Bild: Am 6. Juli wurde ein Gefängnis bei Abudja von Boko Haram angegriffen und…
Cotonou taz | Jetzt sind in Nigerias Hauptstadt Abuja sowie im
angrenzenden Bundesstaat Nasarawa auch noch die Schulen dicht. Vergangene
Woche forderte die Stadtregierung alle privaten Betreiber dazu auf, weil es
Hinweise auf mögliche Angriffe durch die Terrorgruppen Boko Haram und ISWAP
(Islamischer Staat in der Westafrikanischen Provinz) gebe.
Neben Abuja als Anschlagsziel ist auch von der Hafenmetropole Lagos die
Rede, Afrikas größter Stadt. Dort rief die Polizei am Wochenende die
höchste Alarmstufe aus und rief alle Bewohner zu erhöhter Wachsamkeit auf.
Abuja galt in den letzten Jahren, seit Boko Haram nach Nordosten
zurückgedrängt wurde, als vergleichsweise sicher. Wie stark sich allerdings
ISWAP mittlerweile aus dem Norden Nigerias ausgedehnt hat, zeigte der
[1][Anschlag auf das Gefängnis in Kuje] am Stadtrand von Abuja Anfang Juli.
Knapp zwei Drittel der fast 1.000 Inhaftierten konnten fliehen. Viele sind
bis heute nicht gefasst worden. Abuja war getroffen wie nie zuvor.
Von der neuen Sicherheitsmaßnahme in Abuja kurz vor den Ferien sind eher
Kinder aus der Mittel- und Oberschicht betroffen, da sich die Masse der
Bevölkerung ein Leben in der Hauptstadt gar nicht leisten kann. Ansonsten
leiden vor allem in den ärmeren Gegenden im Norden Nigerias Mädchen und
Jungen unter terrorbedingten Schulschließungen.
## 2021 wurden mindestens 1.500 Schüler*innen entführt
Im Mai sagte das UN-Kinderhilfswerk Unicef, dass 18,5 Millionen
Schüler*innen in Nigeria keinen Zugang zu Bildung haben, die Mehrheit
davon Mädchen. Seit Dezember 2020 wurden mehr als 11.000 Schulen
geschlossen, meist in entlegenen Dörfern ohne Sicherheitskräfte. Soll der
Unterricht dennoch fortgesetzt werden, sind die Kinder und Jugendlichen
gezwungen, in die Städte zu gehen.
Ziel der Angriffe ist es oft, Menschen zu verschleppen und Lösegeld zu
erpressen. Auch damit finanzieren sich Terrorgruppen. 2021 wurden in
Nigeria mindestens 1.500 Schüler*innen gekidnappt, 16 starben. Dieses
Jahr wurden laut der Sicherheitsfirma SB Morgen allein in der ersten
Jahreshälfte mindestens 3.000 Menschen verschleppt.

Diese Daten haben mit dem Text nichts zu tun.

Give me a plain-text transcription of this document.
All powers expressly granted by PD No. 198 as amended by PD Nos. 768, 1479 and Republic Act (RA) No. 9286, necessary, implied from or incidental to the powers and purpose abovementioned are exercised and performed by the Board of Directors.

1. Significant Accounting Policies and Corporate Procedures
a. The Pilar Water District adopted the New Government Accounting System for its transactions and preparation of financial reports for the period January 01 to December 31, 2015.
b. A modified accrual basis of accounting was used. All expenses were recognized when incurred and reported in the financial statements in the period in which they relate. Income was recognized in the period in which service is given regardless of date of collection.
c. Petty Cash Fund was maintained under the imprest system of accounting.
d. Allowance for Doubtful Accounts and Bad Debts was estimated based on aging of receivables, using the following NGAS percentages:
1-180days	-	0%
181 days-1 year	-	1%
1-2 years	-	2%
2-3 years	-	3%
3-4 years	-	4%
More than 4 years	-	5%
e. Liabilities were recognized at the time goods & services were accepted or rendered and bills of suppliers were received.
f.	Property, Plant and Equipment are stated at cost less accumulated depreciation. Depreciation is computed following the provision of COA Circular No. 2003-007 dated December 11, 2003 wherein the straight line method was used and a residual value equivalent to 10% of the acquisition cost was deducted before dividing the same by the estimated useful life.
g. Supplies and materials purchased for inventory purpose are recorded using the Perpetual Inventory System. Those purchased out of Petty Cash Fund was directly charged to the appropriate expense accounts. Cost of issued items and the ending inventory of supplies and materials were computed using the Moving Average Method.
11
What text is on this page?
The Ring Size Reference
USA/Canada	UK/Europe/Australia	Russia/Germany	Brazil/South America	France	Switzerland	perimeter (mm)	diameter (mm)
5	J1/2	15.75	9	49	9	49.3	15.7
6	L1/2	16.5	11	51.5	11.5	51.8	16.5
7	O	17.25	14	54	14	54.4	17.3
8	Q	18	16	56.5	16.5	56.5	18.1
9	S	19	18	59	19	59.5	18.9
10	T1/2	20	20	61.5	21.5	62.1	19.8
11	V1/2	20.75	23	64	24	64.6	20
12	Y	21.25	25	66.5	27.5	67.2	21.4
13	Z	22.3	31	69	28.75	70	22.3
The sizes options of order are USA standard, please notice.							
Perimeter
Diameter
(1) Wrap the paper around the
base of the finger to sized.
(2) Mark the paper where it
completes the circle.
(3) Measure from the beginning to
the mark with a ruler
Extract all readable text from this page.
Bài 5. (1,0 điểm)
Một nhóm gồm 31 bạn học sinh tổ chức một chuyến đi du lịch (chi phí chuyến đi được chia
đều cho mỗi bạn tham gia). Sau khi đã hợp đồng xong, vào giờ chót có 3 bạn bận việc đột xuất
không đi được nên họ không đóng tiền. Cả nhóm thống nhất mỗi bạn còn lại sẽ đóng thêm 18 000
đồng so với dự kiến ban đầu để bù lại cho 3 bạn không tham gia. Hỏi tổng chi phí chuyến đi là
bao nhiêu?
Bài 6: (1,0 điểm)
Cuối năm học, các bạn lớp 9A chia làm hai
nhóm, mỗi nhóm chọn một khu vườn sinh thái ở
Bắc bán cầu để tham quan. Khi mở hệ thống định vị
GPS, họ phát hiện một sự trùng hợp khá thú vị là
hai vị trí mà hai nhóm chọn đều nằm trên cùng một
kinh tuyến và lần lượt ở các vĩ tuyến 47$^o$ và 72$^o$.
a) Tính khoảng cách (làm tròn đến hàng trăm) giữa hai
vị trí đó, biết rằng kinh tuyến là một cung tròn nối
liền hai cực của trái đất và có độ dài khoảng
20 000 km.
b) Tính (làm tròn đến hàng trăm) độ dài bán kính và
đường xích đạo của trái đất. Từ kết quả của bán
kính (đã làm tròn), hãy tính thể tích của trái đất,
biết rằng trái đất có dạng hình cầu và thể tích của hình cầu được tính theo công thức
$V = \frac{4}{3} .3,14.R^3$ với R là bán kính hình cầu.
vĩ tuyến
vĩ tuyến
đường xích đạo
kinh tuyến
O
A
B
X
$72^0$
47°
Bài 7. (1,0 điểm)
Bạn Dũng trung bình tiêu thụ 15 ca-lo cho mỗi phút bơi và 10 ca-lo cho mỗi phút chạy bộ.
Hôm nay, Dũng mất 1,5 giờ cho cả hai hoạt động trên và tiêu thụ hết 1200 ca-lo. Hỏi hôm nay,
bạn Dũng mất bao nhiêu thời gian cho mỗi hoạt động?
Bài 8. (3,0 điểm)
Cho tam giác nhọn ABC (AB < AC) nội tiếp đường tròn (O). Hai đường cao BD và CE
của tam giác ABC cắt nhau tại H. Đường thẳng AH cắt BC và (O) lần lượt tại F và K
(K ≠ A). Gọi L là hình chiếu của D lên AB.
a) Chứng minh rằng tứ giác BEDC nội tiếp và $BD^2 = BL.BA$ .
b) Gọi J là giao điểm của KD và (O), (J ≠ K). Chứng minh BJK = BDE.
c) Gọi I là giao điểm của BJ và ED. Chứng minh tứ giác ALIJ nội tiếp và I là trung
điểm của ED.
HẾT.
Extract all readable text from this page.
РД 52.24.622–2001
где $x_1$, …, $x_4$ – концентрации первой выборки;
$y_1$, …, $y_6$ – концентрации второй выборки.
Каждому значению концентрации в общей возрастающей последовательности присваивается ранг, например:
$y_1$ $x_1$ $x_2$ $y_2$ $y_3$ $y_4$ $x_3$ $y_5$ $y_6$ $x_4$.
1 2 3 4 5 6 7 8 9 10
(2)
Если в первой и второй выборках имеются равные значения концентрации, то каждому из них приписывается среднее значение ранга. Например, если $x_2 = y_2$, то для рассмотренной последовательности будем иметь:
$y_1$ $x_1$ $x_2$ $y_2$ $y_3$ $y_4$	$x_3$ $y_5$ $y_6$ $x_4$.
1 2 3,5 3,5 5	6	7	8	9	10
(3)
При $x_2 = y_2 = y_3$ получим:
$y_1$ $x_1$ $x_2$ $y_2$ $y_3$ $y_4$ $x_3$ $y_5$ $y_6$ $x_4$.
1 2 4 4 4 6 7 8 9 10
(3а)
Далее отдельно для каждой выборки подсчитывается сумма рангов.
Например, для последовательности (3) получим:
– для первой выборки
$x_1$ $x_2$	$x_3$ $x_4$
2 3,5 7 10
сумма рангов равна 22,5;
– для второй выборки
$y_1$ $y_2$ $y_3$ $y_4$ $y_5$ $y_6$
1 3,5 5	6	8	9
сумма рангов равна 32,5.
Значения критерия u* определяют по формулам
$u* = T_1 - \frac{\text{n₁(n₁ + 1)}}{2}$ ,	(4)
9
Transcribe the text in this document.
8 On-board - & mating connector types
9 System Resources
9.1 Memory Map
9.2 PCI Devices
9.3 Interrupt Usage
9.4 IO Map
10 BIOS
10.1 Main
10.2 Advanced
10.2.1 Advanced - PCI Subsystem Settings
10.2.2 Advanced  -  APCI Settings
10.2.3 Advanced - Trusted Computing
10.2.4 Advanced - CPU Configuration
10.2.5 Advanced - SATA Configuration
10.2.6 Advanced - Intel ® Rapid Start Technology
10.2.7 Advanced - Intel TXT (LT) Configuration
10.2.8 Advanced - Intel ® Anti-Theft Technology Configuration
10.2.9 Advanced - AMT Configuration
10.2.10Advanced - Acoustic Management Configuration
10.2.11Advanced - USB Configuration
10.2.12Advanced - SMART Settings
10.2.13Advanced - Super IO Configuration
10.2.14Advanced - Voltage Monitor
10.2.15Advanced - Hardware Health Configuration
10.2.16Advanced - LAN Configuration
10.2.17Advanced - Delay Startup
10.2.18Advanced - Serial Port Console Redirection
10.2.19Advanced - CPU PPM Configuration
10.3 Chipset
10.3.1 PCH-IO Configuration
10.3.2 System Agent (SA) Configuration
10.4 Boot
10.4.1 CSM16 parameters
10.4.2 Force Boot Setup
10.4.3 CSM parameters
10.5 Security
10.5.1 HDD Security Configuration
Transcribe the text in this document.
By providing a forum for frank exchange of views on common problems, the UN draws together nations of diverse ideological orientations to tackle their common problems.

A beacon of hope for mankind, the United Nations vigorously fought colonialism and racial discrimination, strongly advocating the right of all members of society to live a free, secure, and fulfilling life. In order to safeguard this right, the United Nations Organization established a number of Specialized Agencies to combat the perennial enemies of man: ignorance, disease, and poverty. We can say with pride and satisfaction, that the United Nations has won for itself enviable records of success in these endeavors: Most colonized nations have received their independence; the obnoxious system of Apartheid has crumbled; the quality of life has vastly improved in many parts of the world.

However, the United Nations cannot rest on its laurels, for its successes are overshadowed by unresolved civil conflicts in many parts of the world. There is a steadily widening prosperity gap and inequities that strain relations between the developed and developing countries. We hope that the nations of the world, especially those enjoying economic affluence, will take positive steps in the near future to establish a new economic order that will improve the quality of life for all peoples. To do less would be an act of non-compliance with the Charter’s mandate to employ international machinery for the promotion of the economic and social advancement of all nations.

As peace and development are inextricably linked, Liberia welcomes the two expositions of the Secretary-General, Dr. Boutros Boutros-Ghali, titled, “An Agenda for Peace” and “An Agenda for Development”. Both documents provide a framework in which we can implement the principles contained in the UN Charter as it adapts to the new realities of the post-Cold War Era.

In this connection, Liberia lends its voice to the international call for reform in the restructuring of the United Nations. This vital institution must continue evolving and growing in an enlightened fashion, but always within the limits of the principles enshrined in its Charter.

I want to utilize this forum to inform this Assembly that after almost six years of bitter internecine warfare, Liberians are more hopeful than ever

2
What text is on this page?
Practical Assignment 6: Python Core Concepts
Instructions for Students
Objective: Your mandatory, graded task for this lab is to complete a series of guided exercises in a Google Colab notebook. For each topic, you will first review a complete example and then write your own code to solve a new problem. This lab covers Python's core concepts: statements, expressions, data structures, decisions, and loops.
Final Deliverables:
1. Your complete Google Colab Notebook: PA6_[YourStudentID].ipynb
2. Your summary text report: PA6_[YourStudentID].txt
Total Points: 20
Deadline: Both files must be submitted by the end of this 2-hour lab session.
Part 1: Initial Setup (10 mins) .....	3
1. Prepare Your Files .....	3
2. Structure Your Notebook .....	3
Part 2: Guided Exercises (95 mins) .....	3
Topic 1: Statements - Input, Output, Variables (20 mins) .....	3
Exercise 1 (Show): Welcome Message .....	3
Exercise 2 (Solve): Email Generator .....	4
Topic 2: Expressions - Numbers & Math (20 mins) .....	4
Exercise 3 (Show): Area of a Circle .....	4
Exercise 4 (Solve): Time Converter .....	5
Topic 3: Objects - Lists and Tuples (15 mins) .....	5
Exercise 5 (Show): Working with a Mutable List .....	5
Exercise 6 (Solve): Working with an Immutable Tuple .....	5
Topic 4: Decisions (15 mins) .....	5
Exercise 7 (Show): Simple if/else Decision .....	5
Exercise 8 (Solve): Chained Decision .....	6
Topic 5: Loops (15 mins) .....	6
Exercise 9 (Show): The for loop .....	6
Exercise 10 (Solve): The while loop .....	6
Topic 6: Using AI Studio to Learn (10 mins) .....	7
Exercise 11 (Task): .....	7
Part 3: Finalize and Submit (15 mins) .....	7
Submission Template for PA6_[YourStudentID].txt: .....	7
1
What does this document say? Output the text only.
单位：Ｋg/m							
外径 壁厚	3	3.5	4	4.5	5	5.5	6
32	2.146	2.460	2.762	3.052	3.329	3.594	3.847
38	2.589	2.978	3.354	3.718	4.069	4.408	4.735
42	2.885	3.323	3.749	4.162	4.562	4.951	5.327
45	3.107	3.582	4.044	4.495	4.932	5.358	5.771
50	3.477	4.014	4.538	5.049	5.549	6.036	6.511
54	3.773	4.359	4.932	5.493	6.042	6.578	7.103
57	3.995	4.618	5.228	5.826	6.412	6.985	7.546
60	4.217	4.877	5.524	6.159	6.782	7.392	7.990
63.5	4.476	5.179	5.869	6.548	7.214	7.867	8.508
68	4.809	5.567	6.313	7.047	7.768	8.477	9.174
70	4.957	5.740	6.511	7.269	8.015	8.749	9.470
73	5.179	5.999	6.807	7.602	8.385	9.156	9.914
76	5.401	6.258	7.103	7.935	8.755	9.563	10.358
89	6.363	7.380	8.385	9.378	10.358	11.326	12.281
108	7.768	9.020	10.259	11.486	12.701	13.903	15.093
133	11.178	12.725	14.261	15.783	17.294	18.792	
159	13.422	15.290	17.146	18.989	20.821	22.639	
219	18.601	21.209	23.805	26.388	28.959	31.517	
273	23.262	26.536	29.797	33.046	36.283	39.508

Auch spektakuläre Fälle geraten häufig schnell wieder in Vergessenheit.
Dazu gehört der Überfall auf einen Zug zwischen Abuja und Kaduna Ende März.
Die Strecke aus der Hauptstadt in die Millionenstadt knapp 200 Kilometer
nördlich wurde 2016 eingeweiht und galt als sichere Alternative zur
unsicheren Straße. Doch am 28. März wurde ein Zug nach Kaduna nahe Katari
gestoppt. Acht Menschen wurden ermordet, zahlreiche Fahrgäste verschleppt.
Bis heute halten die Entführer laut Medienberichten 43 Personen gefangen.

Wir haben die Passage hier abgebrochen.